Another Wacky Ranking From The FT

For the third consecutive year, The Financial Times named Kellogg’s joint Executive MBA program with Hong Kong’s UST Business School as the best global EMBA program in the world. The new ranking, published today (Oct. 24), has relatively few changes at the top.

The Trium Program, a three-way partnership among New York University, HEC Paris and the London School of Economics, finished in second place, up one spot from its 2010 place of third. The joint EMBA program between Columbia Business School and London Business School slipped one spot to third from second last year.

Filling out the top five are INSEAD’s EMBA offering ranked fourth and the University of Chicago’s Booth School at fifth, both pure play non-partnership programs.

The FT, which surveys EMBA graduates and asks them for compensation data, reported that the average grad of Kellogg’s program with UST is pulling down $419,416 a year in salary three years after graduation. Is that sum even remotely possible, particularly for a program that is largely composed of Chinese students? Trium grads are making $307,808, according to the FT, while Columbia/London EMBA grads are earning $259,833 after three years.

The FT ranking is known for its peculiar roller-coaster results. Last year, for example more than a fourth of the schools in the top 100 had double-digit year-over-year changes in rank. It’s highly unlikely that a school’s quality would either rise or decrease by double digits in a single year unless the results are clustered so close together they are statistically meaningless. The Financial Times, however, fails to disclose the index numbers behind its rankings so users are unable to tell how significant or not a given rank for a school might be.

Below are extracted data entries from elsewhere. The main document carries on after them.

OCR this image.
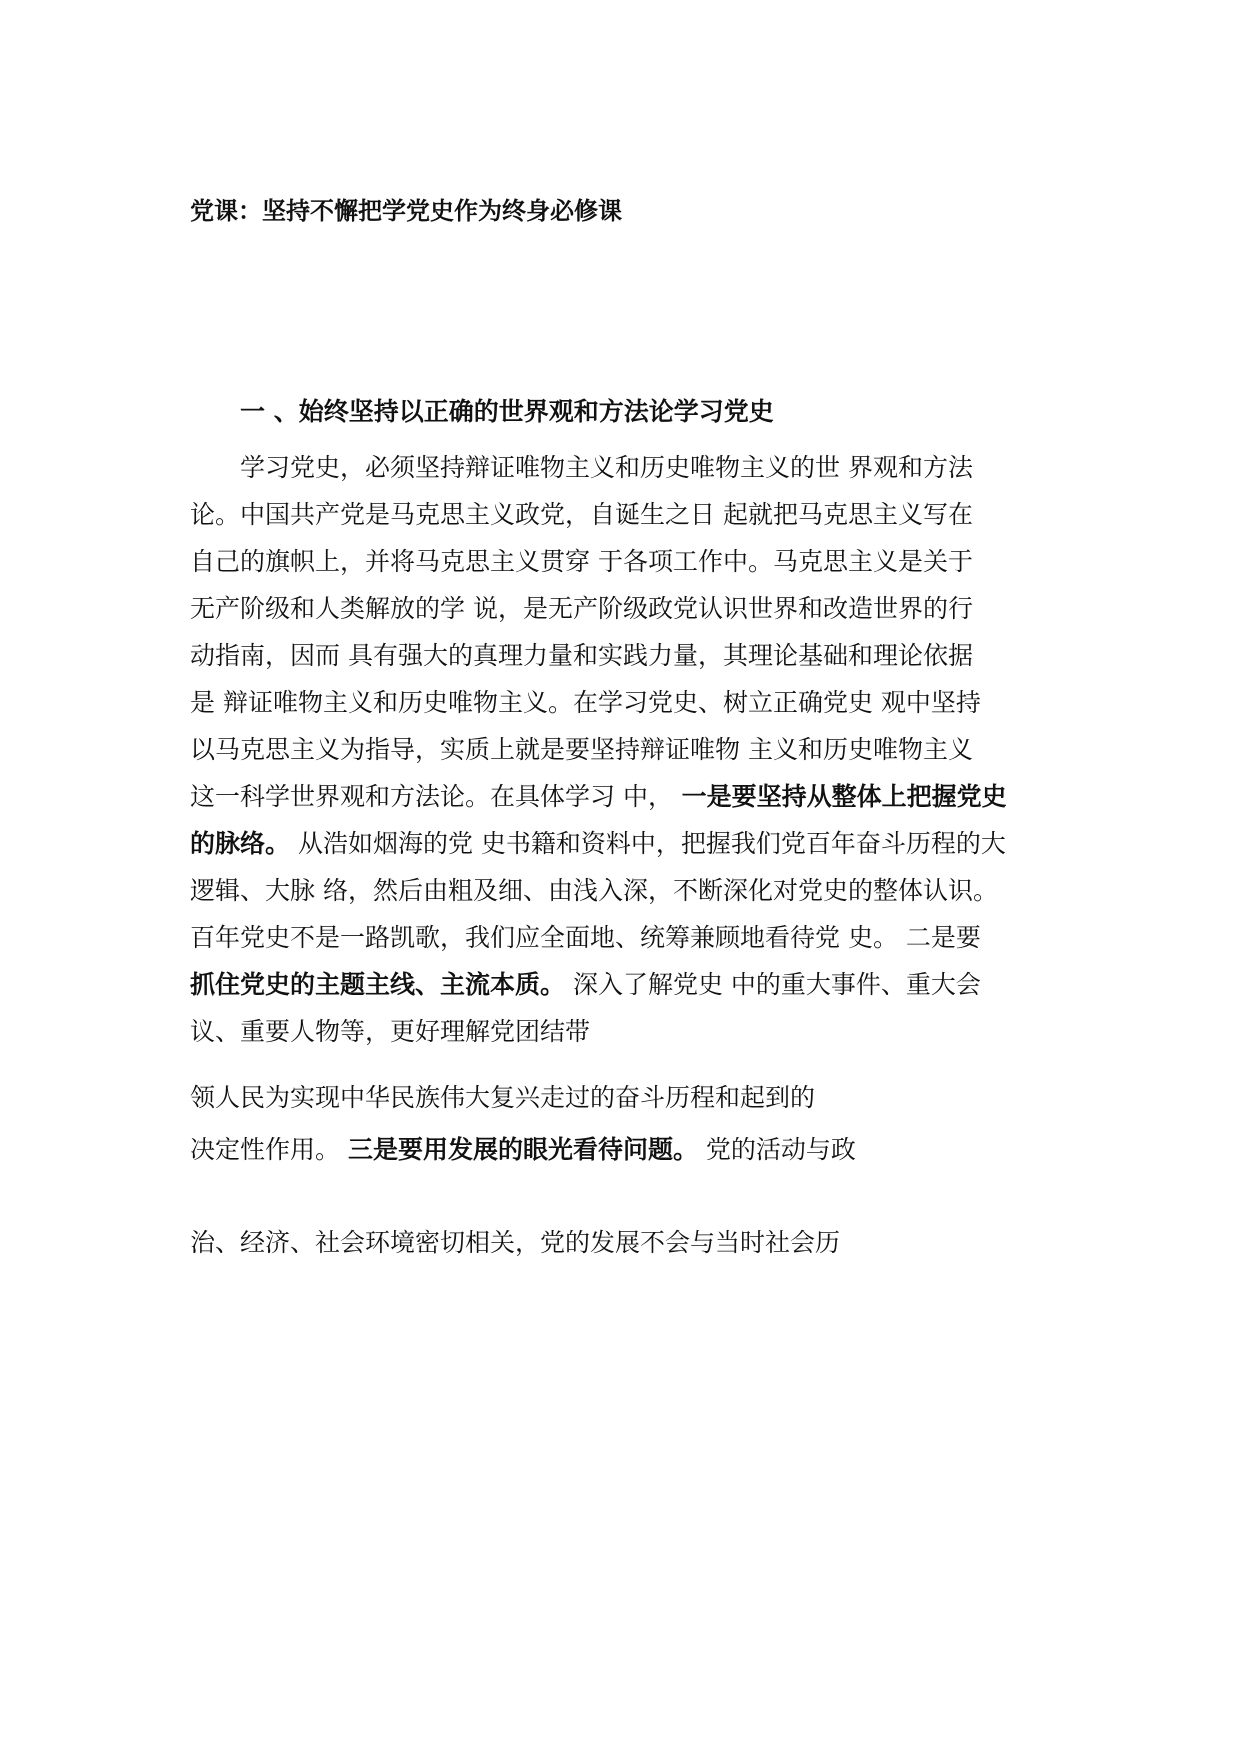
党课：坚持不懈把学党史作为终身必修课
一 、始终坚持以正确的世界观和方法论学习党史
学习党史，必须坚持辩证唯物主义和历史唯物主义的世 界观和方法
论。中国共产党是马克思主义政党，自诞生之日 起就把马克思主义写在
自己的旗帜上，并将马克思主义贯穿 于各项工作中。马克思主义是关于
无产阶级和人类解放的学 说，是无产阶级政党认识世界和改造世界的行
动指南，因而 具有强大的真理力量和实践力量，其理论基础和理论依据
是 辩证唯物主义和历史唯物主义。在学习党史、树立正确党史 观中坚持
以马克思主义为指导，实质上就是要坚持辩证唯物 主义和历史唯物主义
这一科学世界观和方法论。在具体学习 中， 一是要坚持从整体上把握党史
的脉络。 从浩如烟海的党 史书籍和资料中，把握我们党百年奋斗历程的大
逻辑、大脉 络，然后由粗及细、由浅入深，不断深化对党史的整体认识。
百年党史不是一路凯歌，我们应全面地、统筹兼顾地看待党 史。 二是要
抓住党史的主题主线、主流本质。 深入了解党史 中的重大事件、重大会
议、重要人物等，更好理解党团结带
领人民为实现中华民族伟大复兴走过的奋斗历程和起到的
决定性作用。 三是要用发展的眼光看待问题。 党的活动与政
治、经济、社会环境密切相关，党的发展不会与当时社会历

In an attempt to address criticism over its topsy-turvy rankings, the Financial Times said that “among the highest 25 programs, 15 saw their classification change fy five places or fewer when compared with 2010, while the average absolute change was 4.4.”

But the number of double-digit changes in the 2011 ranking even exceed those of last year. At least 42 schools on the FT’s Top 100 ranking experienced double-digit leaps or falls, including many EMBA programs that failed to get a mention last year. A close look at the results show some unusual–and unexplainable–changes. City University’s Cass School of Business in London, whose executive MBA program was ranked tenth by the FT last year, plummeted 19 places to 29th. Columbia Business School’s EMBA program dropped 10 spots to 25th from a rank of 15 in 2010.

One EMBA program, a partnership between UCLA’s Anderson School and the National University of Singapore, was ranked the ninth best in the world by the FT. Last year, it failed to even make the top 100 which effectively means it had to rise by at least 91 places in a single year to rank ninth. How does the FT explain this? “The program scores well on the Financial Times’ international course experience rank based on the percentage of classroom teaching hours outside the country in which a program is primarily located,” the newspaper reported. “UCLA-NUS is ranked fifth overall.”

That is it. What teaching hours outside the country in which a program is located has to do with the quality of an EMBA program is anyone’s guess. More importantly, though, it’s a safe bet those hours didn’t change all that much from those a year earlier when the program failed to crack the top 100.

Yet another surprise was the debut of the Korea University Business School EMBA program at a rank of 23–above the EMBA programs at Columbia, Cornell, and Oxford, to name a few.

Explains the FT: “It enters the ranking at 23, thanks in part to the strength of salary data reported by the graduating class of 2008. On average, KUBS alumni earned $234,000 three years after graduation. This represents a 92% increase on their pay before they started the program–the second-highest rise in the entire ranking.”

There’s more. “The Seoul-based school also scores well in terms of its doctoral program,” the FT wrote. “Based on the number of doctoral graduates during the past three years, as well as the number sho subsequently took full-time faculty positions at one of the top 50 full-time MBA schools, KUBS is 15th in the FT doctoral rank.” Why a PhD program should matter in assessing the quality of an Executive MBA course is a head-scratcher.